Japan to help Uganda repair roads, as Ugandan ministry blames rains for road conditions
KAMPALA, Uganda (eTN) - In a full-page advertisement headlined, “Roads affected by the March – May, 2008 Rainy Season,” the ministry responsible for the maintenance and upkeep of the national road network last week advertised some 14 key roads for which repairs would start by June 2008 after suffering serious damage caused by the seasonal rains.
KAMPALA, Uganda (eTN) – In a full-page advertisement headlined, “Roads affected by the March – May, 2008 Rainy Season,” the ministry responsible for the maintenance and upkeep of the national road network last week advertised some 14 key roads for which repairs would start by June 2008 after suffering serious damage caused by the seasonal rains.
How about preventive road maintenance, rapid repair columns and especially monitoring roads prior and during the twice annual rainy seasons?
One of the affected roads is one of only two major traffic arteries from Uganda into the Southern Sudan via Gulu, Atiak and Nimule to Juba, causing transporters substantially longer detours via Arua/Koboko. However, other roads in the East, North and West of the country are also said to be affected and not all national roads in poor condition have been included in the advert. In any case, the effort is appreciated.
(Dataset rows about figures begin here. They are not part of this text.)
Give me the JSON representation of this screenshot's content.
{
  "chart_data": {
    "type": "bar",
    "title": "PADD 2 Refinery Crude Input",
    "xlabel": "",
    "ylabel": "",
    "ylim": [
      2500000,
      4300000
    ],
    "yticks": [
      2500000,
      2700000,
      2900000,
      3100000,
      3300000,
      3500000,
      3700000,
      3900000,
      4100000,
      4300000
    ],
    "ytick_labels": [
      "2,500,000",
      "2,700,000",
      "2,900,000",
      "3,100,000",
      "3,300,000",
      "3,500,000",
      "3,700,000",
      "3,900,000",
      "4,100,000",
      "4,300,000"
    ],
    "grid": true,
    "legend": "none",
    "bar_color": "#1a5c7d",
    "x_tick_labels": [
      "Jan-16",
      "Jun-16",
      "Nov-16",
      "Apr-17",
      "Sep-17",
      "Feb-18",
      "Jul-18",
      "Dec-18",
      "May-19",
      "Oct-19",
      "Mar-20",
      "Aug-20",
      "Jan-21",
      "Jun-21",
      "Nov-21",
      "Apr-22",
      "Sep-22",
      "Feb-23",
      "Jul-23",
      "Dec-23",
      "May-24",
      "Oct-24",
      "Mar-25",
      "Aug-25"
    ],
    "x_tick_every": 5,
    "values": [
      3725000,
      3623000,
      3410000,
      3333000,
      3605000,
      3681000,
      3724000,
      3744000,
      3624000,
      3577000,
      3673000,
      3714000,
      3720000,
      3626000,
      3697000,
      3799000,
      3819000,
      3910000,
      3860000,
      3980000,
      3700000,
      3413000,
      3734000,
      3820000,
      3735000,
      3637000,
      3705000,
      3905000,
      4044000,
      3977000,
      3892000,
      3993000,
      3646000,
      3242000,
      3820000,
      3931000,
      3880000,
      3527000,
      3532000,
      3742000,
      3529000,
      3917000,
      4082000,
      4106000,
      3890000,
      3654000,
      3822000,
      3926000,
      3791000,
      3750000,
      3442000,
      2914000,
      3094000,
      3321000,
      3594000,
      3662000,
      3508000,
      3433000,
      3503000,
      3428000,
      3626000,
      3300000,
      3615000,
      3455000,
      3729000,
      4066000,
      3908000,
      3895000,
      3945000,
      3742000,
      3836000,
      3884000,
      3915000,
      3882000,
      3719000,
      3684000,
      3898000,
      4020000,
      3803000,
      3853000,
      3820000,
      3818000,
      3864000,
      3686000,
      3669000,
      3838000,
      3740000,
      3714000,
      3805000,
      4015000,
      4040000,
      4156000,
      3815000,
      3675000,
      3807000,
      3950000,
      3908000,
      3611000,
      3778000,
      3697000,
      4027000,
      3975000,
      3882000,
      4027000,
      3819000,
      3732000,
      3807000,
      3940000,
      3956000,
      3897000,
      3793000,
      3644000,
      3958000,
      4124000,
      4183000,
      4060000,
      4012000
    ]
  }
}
Meanwhile, news has reached Uganda that the Japanese government has pledged to financially support the building of a new Nile Bridge in Jinja. This follows a state visit by President Museveni to Japan, where he participated in the Japan–Africa Summit (Tokyo International Conference on African Development), which took place earlier in the week.
The Nile Bridge was recently in the news when consultants reports, said to be over 10 years old, emerged in parliament, raising concerns over the soundness of the bridge super structure, after cracks had developed in the upper portion of the road across the top of the Owen Falls dam. A second dam further downstream is under construction but only due to be ready by 2010 or 2011, while a rail bridge further upstream from the dam is not expected to be suitable for the amount of traffic presently crossing the dam.
Japan had in the past assisted in road construction and the remodeling of several crucial roundabouts leading into the city into more viable intersections was also underwritten by Japan in the past years, bringing at least some relief to motorists when entering the city center.